Sistine Madonna’s look: Raphael’s painting and me


“…if we are to accomplish our task and rediscover, among other things, the religious source of art and the art of healing, we must be ready to meet it.”

Rudolf Steiner, True and False Paths of Spiritual Investigation

Sistine Madonna beyond the frame

If you entered more than one Waldorf kindergarten classroom, you probably noticed certain similarities, even if these classes are in different countries. The pink walls, the wooden toys and furniture, the nurturing environment and a picture of a famous painting of Saint Mary with his son, Jesus. Madonna di San Sisto or Sistine Madonna was painted by the Italian artist Raphael Sanzio in 1513. This image, according to Steiner, of the human being spiritual birth and has healing proprieties for those who meditate on and contemplate it. 

Sistine Madonna by Raphael Sanzio
Sistine Madonna, by Raphael Sanzio (1513)

This representation of divinities comes from ancient Egypt, where Isis portrayed with her son Horus was a usual religious art piece. Rudolf Steiner and Dr. Felix Peipers developed a sequence of Madonna’s images used in therapeutic sections by helping the elevation of the etheric body.

The archetype of motherhood seen in that inspiring piece of art that goes beyond religious spheres is the essence of it. Jesus’ mother holding him as if she was at the same time protecting him in her arms and allowing the boy to see the world that surrounds him. Isn’t it what we all as mothers and caregivers intend to?

An older man, Saint Sixtus, showing the future on the left, and a young lady, Saint Barbara, showing the past on the right, representing the Ahrimanic and Luciferic forces are also on the artwork. Furthermore, the Christ to be on the centre as if the recently-born being is the balance between these forces. Moreover, the infant on his mother’s arm is a clear illustration of the mother’s importance on the choices of the son. Clouds as their ground and faces surrounding the background tell that our birth is encircled by the angelical presence and spiritual support. Two cherubs on the bottom, watching the scene relaxed and calm, almost childish bored. To me, they seem to say: “our actions are not necessary, so we will just sit and observe.”

The look I found on my version

I love this image and, a few years ago, I made a rereading of this piece, only with mother and child.
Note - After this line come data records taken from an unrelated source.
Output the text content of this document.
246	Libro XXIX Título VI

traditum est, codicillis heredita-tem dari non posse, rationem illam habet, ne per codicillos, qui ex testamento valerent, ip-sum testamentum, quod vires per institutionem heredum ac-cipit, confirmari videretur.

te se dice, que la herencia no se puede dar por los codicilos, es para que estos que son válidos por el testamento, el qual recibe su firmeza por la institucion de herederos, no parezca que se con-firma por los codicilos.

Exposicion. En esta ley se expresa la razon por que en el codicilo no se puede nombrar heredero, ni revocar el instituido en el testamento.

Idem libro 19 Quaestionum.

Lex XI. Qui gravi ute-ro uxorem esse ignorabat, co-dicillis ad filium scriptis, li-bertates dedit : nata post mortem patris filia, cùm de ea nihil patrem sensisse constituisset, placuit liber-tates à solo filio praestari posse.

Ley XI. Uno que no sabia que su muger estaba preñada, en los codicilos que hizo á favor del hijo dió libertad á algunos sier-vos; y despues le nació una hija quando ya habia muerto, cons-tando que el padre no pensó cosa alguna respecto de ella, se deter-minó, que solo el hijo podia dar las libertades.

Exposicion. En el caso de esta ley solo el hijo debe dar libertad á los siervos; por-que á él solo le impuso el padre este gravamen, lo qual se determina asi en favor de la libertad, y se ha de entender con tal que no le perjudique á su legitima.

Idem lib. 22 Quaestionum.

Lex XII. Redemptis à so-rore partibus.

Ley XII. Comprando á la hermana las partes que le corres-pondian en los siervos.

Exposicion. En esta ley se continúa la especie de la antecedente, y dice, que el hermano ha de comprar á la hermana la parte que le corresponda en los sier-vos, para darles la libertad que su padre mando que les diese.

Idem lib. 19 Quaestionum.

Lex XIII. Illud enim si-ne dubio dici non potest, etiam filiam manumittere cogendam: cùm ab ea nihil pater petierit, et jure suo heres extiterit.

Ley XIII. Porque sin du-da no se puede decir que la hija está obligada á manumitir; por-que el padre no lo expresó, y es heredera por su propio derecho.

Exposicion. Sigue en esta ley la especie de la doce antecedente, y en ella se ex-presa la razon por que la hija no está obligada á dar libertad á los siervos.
As soon I started to pay deep attention to the facial expressions of the mother, I could see much more than I realized before about this motherhood imagery.

Juliana Trol Trujillo version of Sistine Madonna, by Raphael Sanzio
My version of Raphael´s Madonna.

I saw sad eyes. Maybe not knowing which way to go or what she should know was expressed in her distant view of the world. At the same time, her stand up posture, holding her son with care and firmness, shows what most every mother passes through. We must stay strong and keep going even when we don’t know what to do concerning our children. But also about ourselves.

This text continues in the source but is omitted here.